According to a recent study from Forrester Research,* 43% of shoppers switch their retailer of choice after going online to research a particular product. And, they say, 70% of all consumers go online before going into a store to shop.
With all this online consumer research and shopping activity, marketers are pushing the boundaries on data collection and privacy.
The latest frontier for marketers is taking offline data such as income, credit rating, home value, savings, past purchases, number of children living at home and other data, and merging that with the blooming online data stream.
The offline data — including extremely sensitive, personally identifiable information — has been used by the direct-marketing industry for decades. But only recently have marketers begun to connect that trove to online behavior. The resulting picture is revolutionary for marketers, but could trigger a rude awakening in the form of regulation now being considered by Congress.
In the past, marketers have drawn the line at data related to personal information such as health status. But as targeting gets more precise, and consumers themselves volunteer more and more about themselves online, the question is whether those categories should be expanded.
Over the last two decades, marketers could point to the few complaints registered with states’ attorneys general about direct marketing to show that the public doesn’t worry much about it. One exception would be telemarketing, which resulted in Do Not Call Lists. Today, most online targeting is based on data collected online, but that’s changing, and both agencies and marketers are more interested in bringing in new offline data to better assign value to ad inventory and understand how consumers are interacting across multiple online and offline channels.

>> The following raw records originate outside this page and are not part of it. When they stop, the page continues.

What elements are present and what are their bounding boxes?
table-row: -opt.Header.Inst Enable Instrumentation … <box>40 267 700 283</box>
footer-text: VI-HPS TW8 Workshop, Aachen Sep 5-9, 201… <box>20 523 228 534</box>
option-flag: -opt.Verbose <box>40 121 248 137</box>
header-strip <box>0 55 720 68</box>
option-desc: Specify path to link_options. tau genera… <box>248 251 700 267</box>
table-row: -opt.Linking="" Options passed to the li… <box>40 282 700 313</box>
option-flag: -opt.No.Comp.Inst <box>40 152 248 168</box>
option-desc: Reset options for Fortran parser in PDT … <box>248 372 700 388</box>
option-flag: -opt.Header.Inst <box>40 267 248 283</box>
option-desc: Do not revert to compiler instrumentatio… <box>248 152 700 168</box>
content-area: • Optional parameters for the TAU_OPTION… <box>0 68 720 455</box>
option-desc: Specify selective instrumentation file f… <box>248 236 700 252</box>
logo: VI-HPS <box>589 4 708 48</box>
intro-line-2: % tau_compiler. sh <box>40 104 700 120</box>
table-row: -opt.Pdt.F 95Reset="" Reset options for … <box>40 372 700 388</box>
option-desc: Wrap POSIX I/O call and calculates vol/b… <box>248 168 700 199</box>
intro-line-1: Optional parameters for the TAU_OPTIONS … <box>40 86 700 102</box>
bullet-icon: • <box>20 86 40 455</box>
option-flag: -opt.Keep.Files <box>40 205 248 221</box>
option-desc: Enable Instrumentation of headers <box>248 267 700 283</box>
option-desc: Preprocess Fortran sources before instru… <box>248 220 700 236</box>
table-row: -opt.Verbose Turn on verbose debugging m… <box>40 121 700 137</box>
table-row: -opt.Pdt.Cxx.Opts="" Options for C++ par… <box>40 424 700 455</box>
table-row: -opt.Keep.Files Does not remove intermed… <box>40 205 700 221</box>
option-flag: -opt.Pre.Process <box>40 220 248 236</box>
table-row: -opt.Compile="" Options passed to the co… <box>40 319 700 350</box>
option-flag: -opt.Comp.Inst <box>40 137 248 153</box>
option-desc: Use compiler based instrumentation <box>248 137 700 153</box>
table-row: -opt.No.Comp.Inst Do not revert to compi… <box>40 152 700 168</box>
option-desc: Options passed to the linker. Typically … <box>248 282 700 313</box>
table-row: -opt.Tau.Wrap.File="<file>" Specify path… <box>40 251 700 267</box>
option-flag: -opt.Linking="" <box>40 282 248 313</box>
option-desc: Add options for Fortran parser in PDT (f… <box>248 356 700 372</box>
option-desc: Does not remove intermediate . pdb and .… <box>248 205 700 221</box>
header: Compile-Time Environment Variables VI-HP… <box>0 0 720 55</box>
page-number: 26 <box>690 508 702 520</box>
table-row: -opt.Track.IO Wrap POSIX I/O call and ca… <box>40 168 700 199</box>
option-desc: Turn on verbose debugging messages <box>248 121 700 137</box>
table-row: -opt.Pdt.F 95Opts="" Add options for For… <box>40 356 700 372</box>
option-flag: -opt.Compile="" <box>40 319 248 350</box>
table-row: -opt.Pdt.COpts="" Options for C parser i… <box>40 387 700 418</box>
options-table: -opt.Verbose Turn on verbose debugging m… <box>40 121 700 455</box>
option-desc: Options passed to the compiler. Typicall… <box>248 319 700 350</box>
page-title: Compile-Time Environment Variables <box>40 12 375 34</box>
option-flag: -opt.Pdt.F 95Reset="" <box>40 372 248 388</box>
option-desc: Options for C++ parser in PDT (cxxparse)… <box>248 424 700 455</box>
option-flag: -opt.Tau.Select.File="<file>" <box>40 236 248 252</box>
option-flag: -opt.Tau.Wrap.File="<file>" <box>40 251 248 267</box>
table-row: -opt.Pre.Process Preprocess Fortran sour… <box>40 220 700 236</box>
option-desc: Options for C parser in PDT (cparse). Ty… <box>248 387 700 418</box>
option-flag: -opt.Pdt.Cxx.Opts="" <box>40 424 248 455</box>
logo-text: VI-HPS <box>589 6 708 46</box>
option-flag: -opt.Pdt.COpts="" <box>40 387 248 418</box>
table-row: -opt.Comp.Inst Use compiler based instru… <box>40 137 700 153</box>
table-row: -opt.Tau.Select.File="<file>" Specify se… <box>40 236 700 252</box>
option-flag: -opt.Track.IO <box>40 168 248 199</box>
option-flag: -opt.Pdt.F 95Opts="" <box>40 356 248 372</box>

Marketers need to do the right thing.
Admittedly, most companies are not out to cross the line on what information about a consumer could be shared in a way that violates hard-earned trust and destroys a relationship they work so hard to establish. However, as online and offline data capture and analysis boundaries are tested and expanded, there will be more and more attention given to this emerging area. Data-driven agencies and marketers must be vigilant about how they intend to use identifiable consumer data to ensure that their customers have a clear understanding about and confidence in how this information gets used.
* Sucharita Mulpuru, et al. “U.S. Online Retail Forecast, 2009 to 2014.” Forrester Research, March 5, 2010.